Finalement, Kechiche conclut son film à travers la concrétisation d’un microcosme constitué de différents marginaux. Ces scènes de fin illustrent bien la façon dont une classe sociale (dans ce cas ci on ne peut pas vraiment affirmer que c’est une classe mais bon) peut aussi renverser le principe de faire nation. Cela se renforce par la fin abrupte qui signifie que finalement il n’y pas d’acceptation sur ce territoire.
Ainsi, s’achève cette premier œuvre qui est finalement bien identifiable comme sa première. Les acteurs sont un des premiers indices de cela.
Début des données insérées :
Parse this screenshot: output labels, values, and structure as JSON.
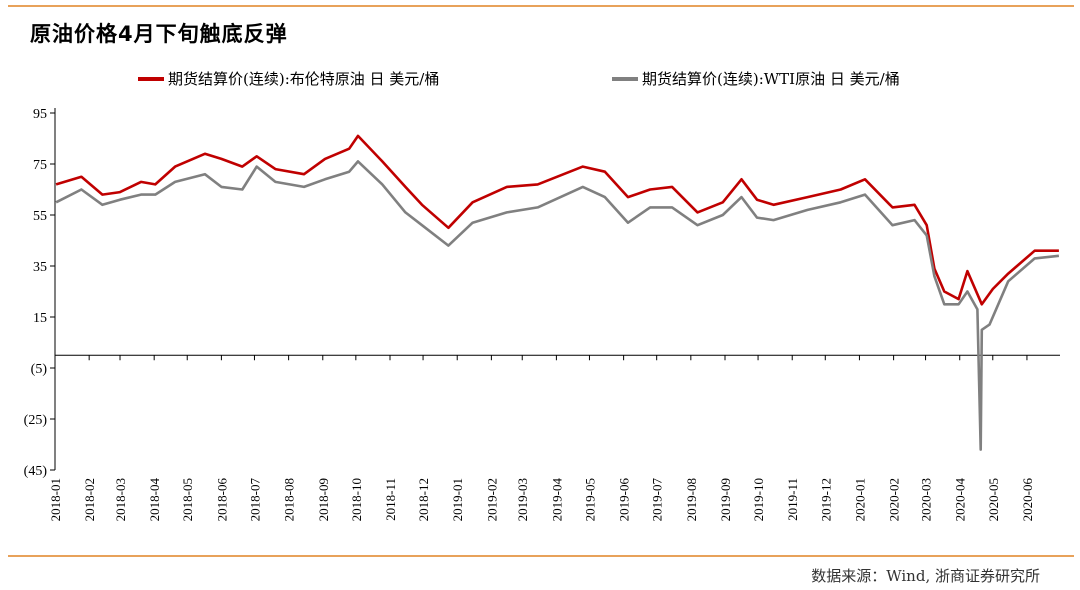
{
  "title": "原油价格4月下旬触底反弹",
  "source": "数据来源：Wind, 浙商证券研究所",
  "chart_data": {
    "type": "line",
    "title": "原油价格4月下旬触底反弹",
    "xlabel": "",
    "ylabel": "",
    "ylim": [
      -45,
      95
    ],
    "y_ticks": [
      95,
      75,
      55,
      35,
      15,
      -5,
      -25,
      -45
    ],
    "y_tick_labels": [
      "95",
      "75",
      "55",
      "35",
      "15",
      "(5)",
      "(25)",
      "(45)"
    ],
    "x_ticks": [
      "2018-01",
      "2018-02",
      "2018-03",
      "2018-04",
      "2018-05",
      "2018-06",
      "2018-07",
      "2018-08",
      "2018-09",
      "2018-10",
      "2018-11",
      "2018-12",
      "2019-01",
      "2019-02",
      "2019-03",
      "2019-04",
      "2019-05",
      "2019-06",
      "2019-07",
      "2019-08",
      "2019-09",
      "2019-10",
      "2019-11",
      "2019-12",
      "2020-01",
      "2020-02",
      "2020-03",
      "2020-04",
      "2020-05",
      "2020-06"
    ],
    "legend_position": "top",
    "grid": false,
    "series": [
      {
        "name": "期货结算价(连续):布伦特原油 日 美元/桶",
        "color": "#c00000",
        "points": [
          [
            "2018-01-02",
            67
          ],
          [
            "2018-01-25",
            70
          ],
          [
            "2018-02-13",
            63
          ],
          [
            "2018-03-01",
            64
          ],
          [
            "2018-03-20",
            68
          ],
          [
            "2018-04-02",
            67
          ],
          [
            "2018-04-20",
            74
          ],
          [
            "2018-05-17",
            79
          ],
          [
            "2018-06-01",
            77
          ],
          [
            "2018-06-20",
            74
          ],
          [
            "2018-07-03",
            78
          ],
          [
            "2018-07-20",
            73
          ],
          [
            "2018-08-15",
            71
          ],
          [
            "2018-09-03",
            77
          ],
          [
            "2018-09-25",
            81
          ],
          [
            "2018-10-03",
            86
          ],
          [
            "2018-10-25",
            76
          ],
          [
            "2018-11-15",
            66
          ],
          [
            "2018-11-30",
            59
          ],
          [
            "2018-12-24",
            50
          ],
          [
            "2019-01-15",
            60
          ],
          [
            "2019-02-15",
            66
          ],
          [
            "2019-03-15",
            67
          ],
          [
            "2019-04-25",
            74
          ],
          [
            "2019-05-15",
            72
          ],
          [
            "2019-06-05",
            62
          ],
          [
            "2019-06-25",
            65
          ],
          [
            "2019-07-15",
            66
          ],
          [
            "2019-08-07",
            56
          ],
          [
            "2019-08-30",
            60
          ],
          [
            "2019-09-16",
            69
          ],
          [
            "2019-09-30",
            61
          ],
          [
            "2019-10-15",
            59
          ],
          [
            "2019-11-15",
            62
          ],
          [
            "2019-12-15",
            65
          ],
          [
            "2020-01-06",
            69
          ],
          [
            "2020-01-31",
            58
          ],
          [
            "2020-02-20",
            59
          ],
          [
            "2020-03-02",
            51
          ],
          [
            "2020-03-09",
            34
          ],
          [
            "2020-03-18",
            25
          ],
          [
            "2020-03-31",
            22
          ],
          [
            "2020-04-08",
            33
          ],
          [
            "2020-04-21",
            20
          ],
          [
            "2020-05-01",
            26
          ],
          [
            "2020-05-15",
            32
          ],
          [
            "2020-06-08",
            41
          ],
          [
            "2020-06-30",
            41
          ]
        ]
      },
      {
        "name": "期货结算价(连续):WTI原油 日 美元/桶",
        "color": "#808080",
        "points": [
          [
            "2018-01-02",
            60
          ],
          [
            "2018-01-25",
            65
          ],
          [
            "2018-02-13",
            59
          ],
          [
            "2018-03-01",
            61
          ],
          [
            "2018-03-20",
            63
          ],
          [
            "2018-04-02",
            63
          ],
          [
            "2018-04-20",
            68
          ],
          [
            "2018-05-17",
            71
          ],
          [
            "2018-06-01",
            66
          ],
          [
            "2018-06-20",
            65
          ],
          [
            "2018-07-03",
            74
          ],
          [
            "2018-07-20",
            68
          ],
          [
            "2018-08-15",
            66
          ],
          [
            "2018-09-03",
            69
          ],
          [
            "2018-09-25",
            72
          ],
          [
            "2018-10-03",
            76
          ],
          [
            "2018-10-25",
            67
          ],
          [
            "2018-11-15",
            56
          ],
          [
            "2018-11-30",
            51
          ],
          [
            "2018-12-24",
            43
          ],
          [
            "2019-01-15",
            52
          ],
          [
            "2019-02-15",
            56
          ],
          [
            "2019-03-15",
            58
          ],
          [
            "2019-04-25",
            66
          ],
          [
            "2019-05-15",
            62
          ],
          [
            "2019-06-05",
            52
          ],
          [
            "2019-06-25",
            58
          ],
          [
            "2019-07-15",
            58
          ],
          [
            "2019-08-07",
            51
          ],
          [
            "2019-08-30",
            55
          ],
          [
            "2019-09-16",
            62
          ],
          [
            "2019-09-30",
            54
          ],
          [
            "2019-10-15",
            53
          ],
          [
            "2019-11-15",
            57
          ],
          [
            "2019-12-15",
            60
          ],
          [
            "2020-01-06",
            63
          ],
          [
            "2020-01-31",
            51
          ],
          [
            "2020-02-20",
            53
          ],
          [
            "2020-03-02",
            47
          ],
          [
            "2020-03-09",
            31
          ],
          [
            "2020-03-18",
            20
          ],
          [
            "2020-03-31",
            20
          ],
          [
            "2020-04-08",
            25
          ],
          [
            "2020-04-17",
            18
          ],
          [
            "2020-04-20",
            -37
          ],
          [
            "2020-04-21",
            10
          ],
          [
            "2020-04-28",
            12
          ],
          [
            "2020-05-15",
            29
          ],
          [
            "2020-06-08",
            38
          ],
          [
            "2020-06-30",
            39
          ]
        ]
      }
    ]
  }
}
Kechiche et plus confus dans leurs directions certaines en font trop et bien sûr le jeu naturaliste qu’il y’aura dans ses suivants sera bien plus affiné. D’autant plus que c’est le commencement d’une utilisation de certains personnages secondaires qui seront réutilisés dans ses prochains films (Bruno Lochet, Carole Franck…). Alors leurs têtes se sont assimilées chez moi et j’identifie qu’il s’agit d’un acteur lors des différents films.
Tout cela affiche un premier film qui malgré tout, témoigne de l’avènement d’un cador du cinéma français (et mondial) du 21ème siècle.